The phrase “was advised that an appeal against” found in element 6 in the above example, occurs only once in the 13759 court cases considered in this case study.
Phrases like “rejected his claim” and “could not be accepted” found in elements 4 and 6 respectively are individually found in multiple documents in this corpus, but they co-occur only once.

To robustly protect against linkability, one would therefore need remove all phrases that can, either in isolation or combination, be employed to trace back to the original version.

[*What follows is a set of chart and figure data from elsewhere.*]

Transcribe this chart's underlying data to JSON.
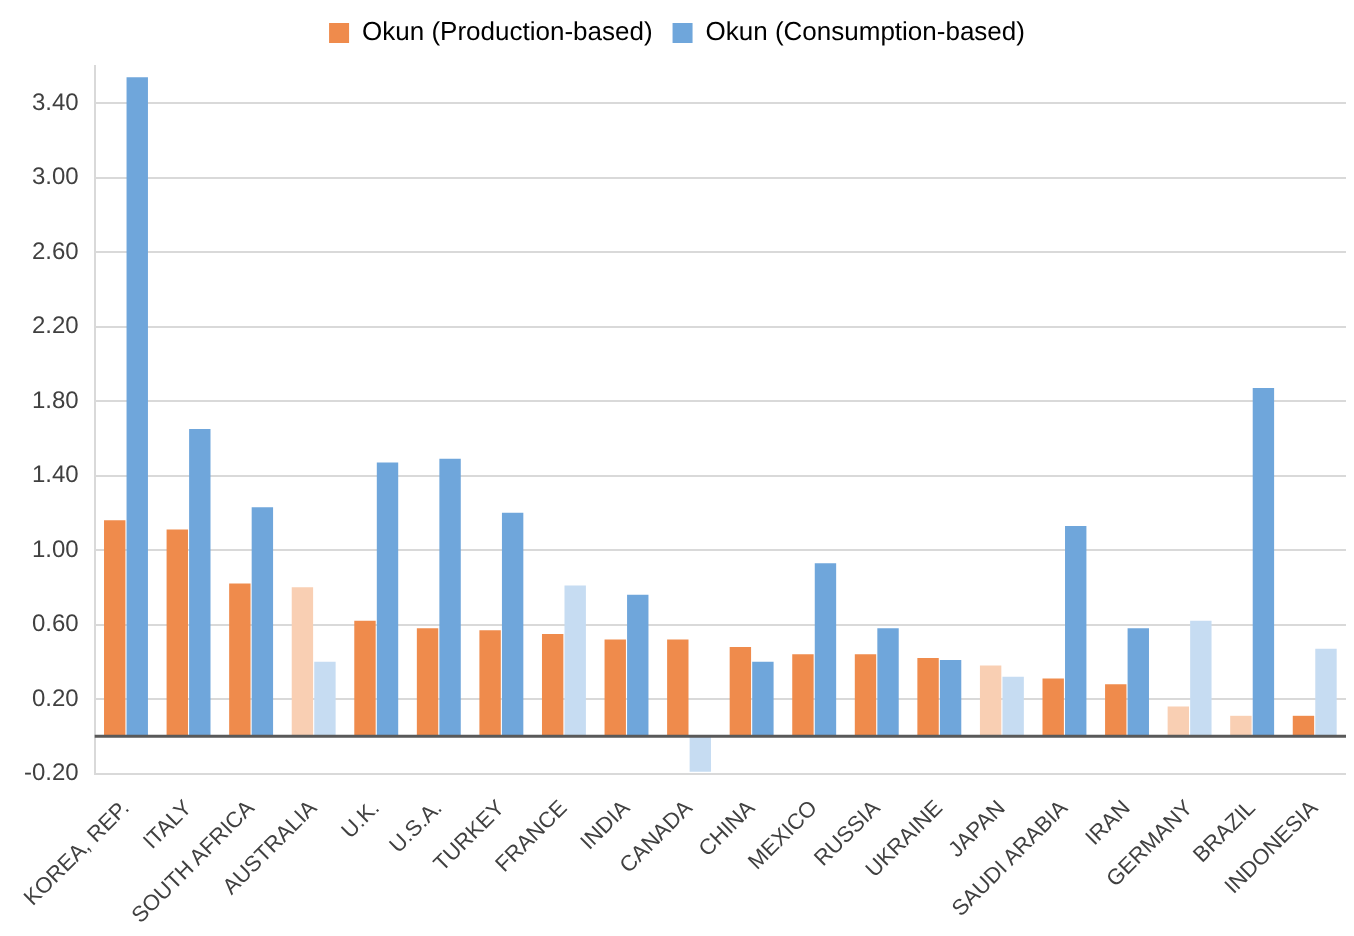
{
  "chart_data": {
    "type": "bar",
    "categories": [
      "KOREA, REP.",
      "ITALY",
      "SOUTH AFRICA",
      "AUSTRALIA",
      "U.K.",
      "U.S.A.",
      "TURKEY",
      "FRANCE",
      "INDIA",
      "CANADA",
      "CHINA",
      "MEXICO",
      "RUSSIA",
      "UKRAINE",
      "JAPAN",
      "SAUDI ARABIA",
      "IRAN",
      "GERMANY",
      "BRAZIL",
      "INDONESIA"
    ],
    "series": [
      {
        "name": "Okun (Production-based)",
        "color": "#ef8b4c",
        "values": [
          1.16,
          1.11,
          0.82,
          0.8,
          0.62,
          0.58,
          0.57,
          0.55,
          0.52,
          0.52,
          0.48,
          0.44,
          0.44,
          0.42,
          0.38,
          0.31,
          0.28,
          0.16,
          0.11,
          0.11
        ],
        "colors": [
          "#ef8b4c",
          "#ef8b4c",
          "#ef8b4c",
          "#f9cfb3",
          "#ef8b4c",
          "#ef8b4c",
          "#ef8b4c",
          "#ef8b4c",
          "#ef8b4c",
          "#ef8b4c",
          "#ef8b4c",
          "#ef8b4c",
          "#ef8b4c",
          "#ef8b4c",
          "#f9cfb3",
          "#ef8b4c",
          "#ef8b4c",
          "#f9cfb3",
          "#f9cfb3",
          "#ef8b4c"
        ]
      },
      {
        "name": "Okun (Consumption-based)",
        "color": "#6fa6db",
        "values": [
          3.54,
          1.65,
          1.23,
          0.4,
          1.47,
          1.49,
          1.2,
          0.81,
          0.76,
          -0.19,
          0.4,
          0.93,
          0.58,
          0.41,
          0.32,
          1.13,
          0.58,
          0.62,
          1.87,
          0.47
        ],
        "colors": [
          "#6fa6db",
          "#6fa6db",
          "#6fa6db",
          "#c6dcf2",
          "#6fa6db",
          "#6fa6db",
          "#6fa6db",
          "#c6dcf2",
          "#6fa6db",
          "#c6dcf2",
          "#6fa6db",
          "#6fa6db",
          "#6fa6db",
          "#6fa6db",
          "#c6dcf2",
          "#6fa6db",
          "#6fa6db",
          "#c6dcf2",
          "#6fa6db",
          "#c6dcf2"
        ]
      }
    ],
    "ylim": [
      -0.2,
      3.6
    ],
    "yticks": [
      {
        "value": -0.2,
        "label": "-0.20"
      },
      {
        "value": 0.2,
        "label": "0.20"
      },
      {
        "value": 0.6,
        "label": "0.60"
      },
      {
        "value": 1.0,
        "label": "1.00"
      },
      {
        "value": 1.4,
        "label": "1.40"
      },
      {
        "value": 1.8,
        "label": "1.80"
      },
      {
        "value": 2.2,
        "label": "2.20"
      },
      {
        "value": 2.6,
        "label": "2.60"
      },
      {
        "value": 3.0,
        "label": "3.00"
      },
      {
        "value": 3.4,
        "label": "3.40"
      }
    ],
    "grid": "y",
    "legend": "top"
  }
}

This can be done by way of an inverted index, mapping each word/phrase to documents where they appear:

from typing import List, Dict, Set

def create_inverted_index(documents: List[str]) -> Dict[str, Set[int]]:
    """
    Create an inverted index for the given list of documents.

    Args:
        documents: A list of strings representing the documents.

    Returns:
        An inverted index dictionary where the keys are words and the values are sets of document IDs.

    """
    inverted_index = {}
    for doc_id, document in enumerate(documents):
        words = document.split()
        for word in words:
            if word not in inverted_index:
                inverted_index[word] = set()
            inverted_index[word].add(doc_id)
    return inverted_index

def find_unique_phrases(inverted_index):
    unique_phrases = []
    for phrase, doc_ids in inverted_index.items():
        if len(doc_ids) == 1:
            unique_phrases.append(phrase)
    return unique_phrases

def remove_unique_phrases(documents, unique_phrases):
    """
    Remove unique phrases from a collection of documents.

    Args:
        documents: A list of strings representing the documents.
        unique_phrases: A list of unique phrases to be removed.

    Returns:
        A list of strings representing the documents with unique phrases removed.

    """
    cleaned_documents = []
    for document in documents:
        words = document.split()
        cleaned_words = [word for word in words if word not in unique_phrases]
        cleaned_document = " ".join(cleaned_words)
        cleaned_documents.append(cleaned_document)
    return cleaned_documents

As the example in Tab. 6.3 shows, this will often require the removal of most of the document’s content, severely reducing the information utility of the remaining document. Setting aside prepositions and articles, the only remaining content words are ‘applicant’, ‘born’, ‘lives’ and ‘law’.